日賀さんの悲痛な声が、ぼくの記憶領域にいつまでも響いていた。
ナカニシは、超指向性マイクを片付けにかかった。
「思いがけない結果だった。ともあれ、俺たちは勝った」
「勝った? うん、そうだね、ぼくたちは勝ったんだ」
正確には、クロコダイバーが自滅する現場を見届けたというべきか。
日賀さんの懸命な頼みを、クロコダイバーは冷たく断った。頼みを聞き入れて部屋に上げてやれば、日賀さんは、クロコに警察の追及が迫るのも時間の問題だと報せただろう。悪事の証拠を湮滅する時間を得られたはずだ。
しかし、クロコダイバーは日賀さんを拒絶した。日賀さんはもはや、クロコのために指一本動かすまい。ぼくがLINE上で出会った少女たちはいずれも、事の成り行きを残酷な期待を込めて見守っていた。もう、クロコダイバーに危機を報せるものは誰もいない。あとは、日賀さんが口を割れば、クロコは終わりだ。ぼくたちは勝ったのだ。

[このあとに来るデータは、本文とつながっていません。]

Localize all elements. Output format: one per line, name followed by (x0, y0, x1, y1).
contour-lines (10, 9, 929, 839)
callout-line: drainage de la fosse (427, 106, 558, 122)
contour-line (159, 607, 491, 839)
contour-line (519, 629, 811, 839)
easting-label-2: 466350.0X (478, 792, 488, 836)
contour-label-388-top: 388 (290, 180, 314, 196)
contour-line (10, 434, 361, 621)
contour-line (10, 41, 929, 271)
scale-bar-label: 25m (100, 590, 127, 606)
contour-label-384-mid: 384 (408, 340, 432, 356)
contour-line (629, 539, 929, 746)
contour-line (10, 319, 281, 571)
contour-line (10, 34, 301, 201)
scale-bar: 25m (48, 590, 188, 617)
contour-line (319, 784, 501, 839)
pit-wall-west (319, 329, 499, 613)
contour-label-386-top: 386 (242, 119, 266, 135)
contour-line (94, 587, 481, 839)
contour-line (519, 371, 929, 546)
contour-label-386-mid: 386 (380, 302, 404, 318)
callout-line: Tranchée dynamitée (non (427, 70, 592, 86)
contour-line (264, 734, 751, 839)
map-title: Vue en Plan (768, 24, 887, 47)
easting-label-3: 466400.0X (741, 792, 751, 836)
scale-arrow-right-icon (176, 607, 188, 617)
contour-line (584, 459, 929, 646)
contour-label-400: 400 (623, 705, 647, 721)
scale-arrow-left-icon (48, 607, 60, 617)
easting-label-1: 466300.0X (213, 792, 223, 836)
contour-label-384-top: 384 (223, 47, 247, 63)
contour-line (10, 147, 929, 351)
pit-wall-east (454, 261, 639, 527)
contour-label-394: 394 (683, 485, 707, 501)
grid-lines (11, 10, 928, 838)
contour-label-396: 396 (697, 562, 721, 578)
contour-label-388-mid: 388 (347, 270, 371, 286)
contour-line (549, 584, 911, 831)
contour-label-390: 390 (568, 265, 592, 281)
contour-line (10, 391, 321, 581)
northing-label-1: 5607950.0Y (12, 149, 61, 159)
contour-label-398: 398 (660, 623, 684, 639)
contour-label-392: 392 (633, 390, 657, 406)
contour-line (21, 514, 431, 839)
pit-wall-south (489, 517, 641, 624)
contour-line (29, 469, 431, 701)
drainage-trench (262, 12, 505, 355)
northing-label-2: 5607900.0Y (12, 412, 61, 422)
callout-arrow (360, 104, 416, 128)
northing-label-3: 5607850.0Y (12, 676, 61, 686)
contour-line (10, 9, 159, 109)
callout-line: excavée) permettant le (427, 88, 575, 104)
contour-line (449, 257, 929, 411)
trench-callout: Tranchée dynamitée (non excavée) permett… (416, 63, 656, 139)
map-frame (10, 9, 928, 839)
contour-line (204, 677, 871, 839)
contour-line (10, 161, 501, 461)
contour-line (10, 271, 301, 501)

ぼくは、クロコダイバーが保有する端末の、どれひとつにもハッキングを仕掛けてはいない。それなのに勝利した。こんなこともあるのだった。
ナカニシは、黙々と手を動かし続けていた。彼の心の中にも、日賀さんの悲しげに訴える声が響いているのだろうか。
ぼくは、気になったことをナカニシに尋ねた。
「クロコダイバーはどうして、日賀さんを部屋に入れてやらなかったの?」
「クロコの野郎はこう言っていた。“今日は、お前と会う日やない”と。じゃあ、誰と会う日だったんだ?」
「そうか。つまり……」
ナカニシの発したヒントが、ぼくを答えにたどり着かせた。
「……他の女の子と、会う日だったんだね? マンションの室内には、他の女の子がいたんだ」
ナカニシは、にやにや笑いを浮かべた。その笑いはどぎついくらいだった。
「おそらくそうだろう。クロコは日賀さんをマンションに入れるわけにはいかなかった。女の子二人が、部屋で鉢合わせしちまうからな。そして、いま遊んでる子を放っておいて、日賀さんに会いに下りていくこともできなかった。その子と大げんかになるからな。
まあ、そんなところだろう」
電子回路で作られた心でも、凍り付きそうな答えだった。
「本日の探索は、これにて終了する」
ナカニシは笑顔を消し、きっぱりと宣言した。アコードのギアを入れ、アクセルを踏み込む。ぼくたちを乗せた灰白色のアコードは、深夜の闇の中を走り抜けていった。